The United States is still the greatest purveyor of violence on the planet. Just ask John Bolton.
John Bolton was interviewed by Jack Tapper of CNN on Tuesday concerning the ongoing hearings and investigation into the January 6, 2021 attacks on the U.S. Capitol. The exchange, as summarized by the Washington Post: John Bolton, [said the] attack on the Capitol was not a “carefully planned coup d'etat” — and that he would know. “As somebody who has helped plan coups d'etat — not here but, you know, other places — it takes a lot of work, and that's not what [President Donald Trump] did.”
Predictably there is much discussion about which coups Bolton may have been involved in; he only admitted to trying to oust Nicolas Maduro in Venezuela in 2019 when he was Trump's National Security Advisor. Jacob Rosenberg of Mother Jones put an ironic spin on the story while curating a tour of US sponsored regime changes since 1953. Most coverage, however, has simply restated the obvious, e.g., no one is surprised by any of this, except, maybe, the casual tone with which Bolton made the claim.
The Washington Post did give space to people concerned that Bolton's admission gives fuel to our “opponents” overseas: “It's damaging to our efforts to advance and support democracy,” Stanford University-Hoover Institution scholar Larry Diamond said. “We have enough trouble already countering Russian and Chinese propaganda.”
On the other hand, one former CIA analyst quipped on Twitter that Bolton “never touched a coup.”
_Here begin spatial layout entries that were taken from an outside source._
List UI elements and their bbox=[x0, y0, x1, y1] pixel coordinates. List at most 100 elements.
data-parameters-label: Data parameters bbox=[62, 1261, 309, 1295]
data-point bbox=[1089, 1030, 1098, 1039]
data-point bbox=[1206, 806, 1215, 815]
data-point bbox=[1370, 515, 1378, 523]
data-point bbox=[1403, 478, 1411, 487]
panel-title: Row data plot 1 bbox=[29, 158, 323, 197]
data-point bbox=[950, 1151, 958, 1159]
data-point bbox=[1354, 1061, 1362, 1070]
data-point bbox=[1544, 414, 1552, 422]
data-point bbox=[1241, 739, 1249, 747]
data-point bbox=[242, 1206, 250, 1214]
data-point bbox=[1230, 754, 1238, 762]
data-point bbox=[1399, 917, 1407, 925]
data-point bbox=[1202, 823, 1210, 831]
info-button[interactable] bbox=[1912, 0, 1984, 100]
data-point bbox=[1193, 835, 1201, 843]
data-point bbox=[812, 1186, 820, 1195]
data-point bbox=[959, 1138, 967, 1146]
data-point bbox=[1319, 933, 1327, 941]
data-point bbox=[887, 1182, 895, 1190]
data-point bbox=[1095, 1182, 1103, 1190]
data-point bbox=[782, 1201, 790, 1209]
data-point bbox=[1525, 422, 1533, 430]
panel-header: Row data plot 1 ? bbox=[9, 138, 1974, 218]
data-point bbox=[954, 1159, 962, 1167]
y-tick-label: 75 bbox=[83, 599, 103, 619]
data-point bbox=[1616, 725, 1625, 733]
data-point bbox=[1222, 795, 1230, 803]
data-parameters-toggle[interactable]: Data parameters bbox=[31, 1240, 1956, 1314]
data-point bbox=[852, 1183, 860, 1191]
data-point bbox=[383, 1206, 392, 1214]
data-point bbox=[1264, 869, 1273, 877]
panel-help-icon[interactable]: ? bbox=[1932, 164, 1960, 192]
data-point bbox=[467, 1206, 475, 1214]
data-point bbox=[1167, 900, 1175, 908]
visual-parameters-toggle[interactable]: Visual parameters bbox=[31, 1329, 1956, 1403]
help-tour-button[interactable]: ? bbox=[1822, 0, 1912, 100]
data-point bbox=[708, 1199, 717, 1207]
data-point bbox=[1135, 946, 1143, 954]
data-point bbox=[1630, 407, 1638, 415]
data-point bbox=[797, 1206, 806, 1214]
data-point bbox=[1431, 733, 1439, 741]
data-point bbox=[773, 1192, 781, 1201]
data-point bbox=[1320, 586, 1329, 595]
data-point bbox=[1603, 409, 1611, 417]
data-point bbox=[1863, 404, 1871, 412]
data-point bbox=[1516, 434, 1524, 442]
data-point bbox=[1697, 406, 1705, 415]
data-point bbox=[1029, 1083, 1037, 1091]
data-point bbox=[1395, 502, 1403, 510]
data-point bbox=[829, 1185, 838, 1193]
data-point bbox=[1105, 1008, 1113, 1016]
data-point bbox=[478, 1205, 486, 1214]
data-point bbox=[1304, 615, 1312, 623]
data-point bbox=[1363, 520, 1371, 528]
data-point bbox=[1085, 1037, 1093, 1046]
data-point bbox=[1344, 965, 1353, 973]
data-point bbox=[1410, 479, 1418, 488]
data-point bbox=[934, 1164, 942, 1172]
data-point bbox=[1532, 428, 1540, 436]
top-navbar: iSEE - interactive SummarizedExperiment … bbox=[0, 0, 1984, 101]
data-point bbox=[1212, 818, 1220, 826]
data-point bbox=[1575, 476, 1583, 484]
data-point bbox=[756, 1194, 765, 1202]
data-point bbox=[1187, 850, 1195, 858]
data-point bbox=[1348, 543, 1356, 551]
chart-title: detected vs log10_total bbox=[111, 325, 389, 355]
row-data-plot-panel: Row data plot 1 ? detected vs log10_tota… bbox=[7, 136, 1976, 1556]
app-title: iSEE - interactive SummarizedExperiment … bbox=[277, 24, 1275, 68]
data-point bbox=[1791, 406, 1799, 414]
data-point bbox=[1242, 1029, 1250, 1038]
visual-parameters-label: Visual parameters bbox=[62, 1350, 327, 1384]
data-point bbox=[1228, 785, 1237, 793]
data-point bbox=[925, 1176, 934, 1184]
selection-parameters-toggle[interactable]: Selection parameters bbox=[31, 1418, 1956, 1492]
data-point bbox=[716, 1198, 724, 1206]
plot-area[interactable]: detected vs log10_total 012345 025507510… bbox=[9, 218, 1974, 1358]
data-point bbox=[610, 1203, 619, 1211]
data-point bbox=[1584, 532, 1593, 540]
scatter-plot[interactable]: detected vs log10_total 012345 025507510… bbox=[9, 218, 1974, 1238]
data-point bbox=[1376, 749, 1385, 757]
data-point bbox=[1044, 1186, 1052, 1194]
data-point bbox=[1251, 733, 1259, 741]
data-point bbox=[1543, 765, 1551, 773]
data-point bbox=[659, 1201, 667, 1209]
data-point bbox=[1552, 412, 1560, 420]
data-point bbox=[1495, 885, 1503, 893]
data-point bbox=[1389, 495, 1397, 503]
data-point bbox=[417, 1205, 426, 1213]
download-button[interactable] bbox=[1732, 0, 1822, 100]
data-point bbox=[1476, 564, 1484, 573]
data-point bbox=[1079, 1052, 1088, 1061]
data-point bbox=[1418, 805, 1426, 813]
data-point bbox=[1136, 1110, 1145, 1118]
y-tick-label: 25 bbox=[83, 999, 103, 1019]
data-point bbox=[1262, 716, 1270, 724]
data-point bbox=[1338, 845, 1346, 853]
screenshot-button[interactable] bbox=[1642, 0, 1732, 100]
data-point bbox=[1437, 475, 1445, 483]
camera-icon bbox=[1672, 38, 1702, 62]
Bolton has always been a bit played in a larger ensemble of neo-conservative foreign policy hawks. Debating Bolton's role in any of the regime changes the US helped orchestrate seems of marginal importance viewed against the full weight of what the United States government has wrought around the world with its casual disrespect for sovereignty and democratic practice.
In response to Larry Diamond, I'd say the damage to the United States' reputation is self-inflicted by the actual practice of serial interventions our government has engaged in. The United States is not wounded by “propaganda.” We are, however, deeply wounded by the blowback from the many regime changes our government has supported.
In 2016 Lindsay O'Rourke summarized a study he had conducted into US involvement in coups d'etat around the world during the cold war. His topline: “Between 1947 and 1989, the United States tried to change other nations' governments 72 times.” Many regime changes and attempted regime changes have ensued in the years since.
Fifty-five years ago Dr. King called the United States the greatest purveyor of violence on the planet. In what is probably the most prophetic speech anyone has ever made about US foreign policy, Dr. King said,
The war in Vietnam is but a symptom of a far deeper malady within the American spirit, and if we ignore this sobering reality, we will find ourselves organizing "clergy and laymen concerned" committees for the next generation. They will be concerned about Guatemala and Peru. They will be concerned about Thailand and Cambodia. They will be concerned about Mozambique and South Africa. We will be marching for these and a dozen other names and attending rallies without end, unless there is a significant and profound change in American life and policy.
Dr. King argued that there must be a “radical revolution of values,” if we are to avoid this fate of never-ending crises.
we must rapidly begin the shift from a thing-oriented society to a person-oriented society. When machines and computers, profit motives and property rights, are considered more important than people, the giant triplets of racism, extreme materialism, and militarism are incapable of being conquered. .
We should have listened.
The United States remains the greatest purveyor of violence on the planet. Our government shows no regard for human rights in discerning where to engage. The US does not support democracy, unless one assumes a “market economy” is a reasonable stand in. Certainly the “market” is what the coups, interventions, and saccharine appeals to “US standing” in the world seem to ultimately be about. Racism, materialism and militarism indeed!
The latest Pentagon budget proposed by the Biden administration for FY 2023 was the largest Pentagon budget ever at $813 billion; Congress promptly bumped it to $839 billion. In reality total national security spending actually tops $1.4 trillion. The United States currently has forces deployed in 85 countries around the globe for the purpose of buttressing counter insurgency operations. Biden has just greenlighted US re-engagement with forces in Somalia, while in Europe, we remain on the brink of war with Russia; Ukraine being the site of one of the many US supported coups in the post-cold war era, though Bolton was not around for this one (2014). Blowback has most certainly followed.
One day, maybe, the John Boltons of this world will face justice. Today is not that day. In the meantime, we can only hope he packs up the Yosemite Sam mustache and returns to a closet at the American Enterprise Institute.
The rest of us must continue to work for peace. Which means cleaning up the messes that Bolton and so many others like him have created.